• 18-05-2025, 15:28:12
    #82
    Kendi öğrencisine şaplak atmamış mıydı bu ne ahlakından bahsediyorki
  • 18-05-2025, 16:18:06
    #83
    Bu Asperger Sendromlu ünlülerin yada akademisyenler Türkleri küçümser, cahil yada kendinden herkesi küçük görmeyi ne zaman bırakacaklar acaba. Bir diğer itici yorumlarını ciddiye almadığım kişi de bu sendroma sahip Oytun Erbaş mesela...
  • 18-05-2025, 16:34:46
    #84
    Administrator
    tryigitx adlı üyeden alıntı: mesajı görüntüle
    Bilim insanlarının, özellikle Celal Şengör gibi geniş birikime sahip olanların, akademik çevrelerde kullandıkları dil ile kamuoyuna hitap ederken kullandıkları dilin farklılaşması, aslında bilginin erişilebilir kılınması çabasının bir göstergesidir. Sizin 'bilgi ve tecrübesini paylaşmıyor' iddianız, tam da bu çabayı ve bunun sonucunda gelen toplumsal tanınırlığı gözden kaçırdığınızı gösteriyor.

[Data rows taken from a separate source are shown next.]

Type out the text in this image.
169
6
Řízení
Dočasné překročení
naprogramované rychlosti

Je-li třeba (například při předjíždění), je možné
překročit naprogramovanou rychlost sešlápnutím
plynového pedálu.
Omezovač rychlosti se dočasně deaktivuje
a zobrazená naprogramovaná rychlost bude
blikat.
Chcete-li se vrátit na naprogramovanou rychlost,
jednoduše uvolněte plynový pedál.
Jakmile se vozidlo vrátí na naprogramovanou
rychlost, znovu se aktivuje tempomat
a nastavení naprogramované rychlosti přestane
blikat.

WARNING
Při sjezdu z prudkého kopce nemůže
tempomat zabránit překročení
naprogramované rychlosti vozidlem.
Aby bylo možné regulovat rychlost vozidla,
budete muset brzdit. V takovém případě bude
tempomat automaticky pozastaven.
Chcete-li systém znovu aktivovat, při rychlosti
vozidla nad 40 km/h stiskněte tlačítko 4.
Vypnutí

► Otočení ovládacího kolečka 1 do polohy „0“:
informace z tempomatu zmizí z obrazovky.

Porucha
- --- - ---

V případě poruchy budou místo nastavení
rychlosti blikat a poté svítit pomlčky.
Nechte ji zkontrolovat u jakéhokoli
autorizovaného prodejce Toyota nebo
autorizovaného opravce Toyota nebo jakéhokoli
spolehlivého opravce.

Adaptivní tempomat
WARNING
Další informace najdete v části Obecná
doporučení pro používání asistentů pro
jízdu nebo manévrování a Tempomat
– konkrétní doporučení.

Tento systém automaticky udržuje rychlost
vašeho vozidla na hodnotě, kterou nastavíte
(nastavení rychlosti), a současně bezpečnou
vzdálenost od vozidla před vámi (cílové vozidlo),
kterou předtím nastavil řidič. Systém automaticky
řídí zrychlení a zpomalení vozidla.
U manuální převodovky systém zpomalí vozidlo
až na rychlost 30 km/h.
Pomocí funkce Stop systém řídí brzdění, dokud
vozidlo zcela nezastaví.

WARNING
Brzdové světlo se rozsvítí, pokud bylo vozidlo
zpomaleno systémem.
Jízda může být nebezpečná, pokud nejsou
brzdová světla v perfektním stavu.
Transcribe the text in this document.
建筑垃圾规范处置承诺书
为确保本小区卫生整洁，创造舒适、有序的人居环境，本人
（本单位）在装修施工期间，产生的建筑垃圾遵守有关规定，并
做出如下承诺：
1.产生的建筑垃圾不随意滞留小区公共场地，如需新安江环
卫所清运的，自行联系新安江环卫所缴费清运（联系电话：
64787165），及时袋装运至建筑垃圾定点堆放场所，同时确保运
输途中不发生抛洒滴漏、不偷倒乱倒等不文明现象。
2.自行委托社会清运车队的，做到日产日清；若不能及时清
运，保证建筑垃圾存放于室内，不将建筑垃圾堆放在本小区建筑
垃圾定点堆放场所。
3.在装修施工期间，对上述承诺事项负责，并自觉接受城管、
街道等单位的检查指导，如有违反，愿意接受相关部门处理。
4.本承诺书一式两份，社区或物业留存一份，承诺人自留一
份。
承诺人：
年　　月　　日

Zira Şengör'ün saygınlığı, karmaşık bilimsel gerçekleri dahi kitlelerin anlayabileceği bir seviyeye indirgeyebilme yeteneğinden de kaynaklanır. Bu, 'ilkokul seviyesi' bir dil değil, aksine pedagojikliğin yansımasıdır.

    Örneğin kolerasyon ve nedensellik arasındaki farkı bilmeyen %80'den büyük bir kesime bilimin dilini kullanmasını söylemek "toplumu manipüle et" demeye benzer.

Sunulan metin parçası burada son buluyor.